Şimdi, Sayın Bakan, sadece bu, idari alanın siyasal alana taşması değil, aynı zamanda Anayasa'nın en açık hükümlerinin sistematik bir biçimde ihlal edilmesi söz konusudur. Bunların başında Anayasa madde 38/4 geliyor, suçsuzluk karinesi ve 137/2 geliyor, kanunsuz emir. Bu 2 madde Anayasa'nın belkemiğidir, İçişleri Bakanının da varlık nedeniyle oluşmaktadır. Ve burada, kanunsuz emri dile getiren Sayın Kılıçdaroğlu aslında sizi desteklemiş bulunuyor Sayın Bakan. Dolayısıyla, siz bunu sahiplenmek durumunda idiniz.

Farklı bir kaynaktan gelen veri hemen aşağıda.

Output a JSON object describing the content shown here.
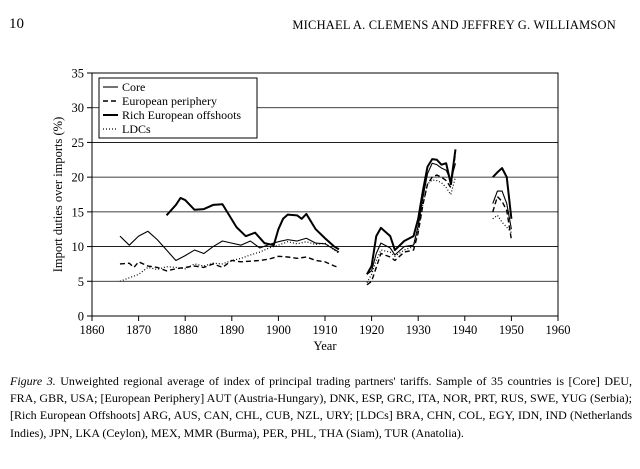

BAŞKAN CEVDET YILMAZ - Son cümlelerinizi alalım lütfen.

İBRAHİM ÖZDEN KABOĞLU (İstanbul) - Çünkü bu 2 maddeye riayet edilmez ise o zaman Anayasa'nın üstünlüğünün bir anlamı yok. Tek Anayasa'mız var; evet, tek millet, tek devlet ama eğer tek Anayasa'mıza saygı olmaz ise Anayasa'nın üstünlüğü ilkesine saygı gösterilmez ise o zaman tekliğin hiçbir anlamı kalmaz. Bu bakımdan Anayasa suçunu hiç kimsenin işleme lüksü bulunmamaktadır.

Teşekkür ediyorum.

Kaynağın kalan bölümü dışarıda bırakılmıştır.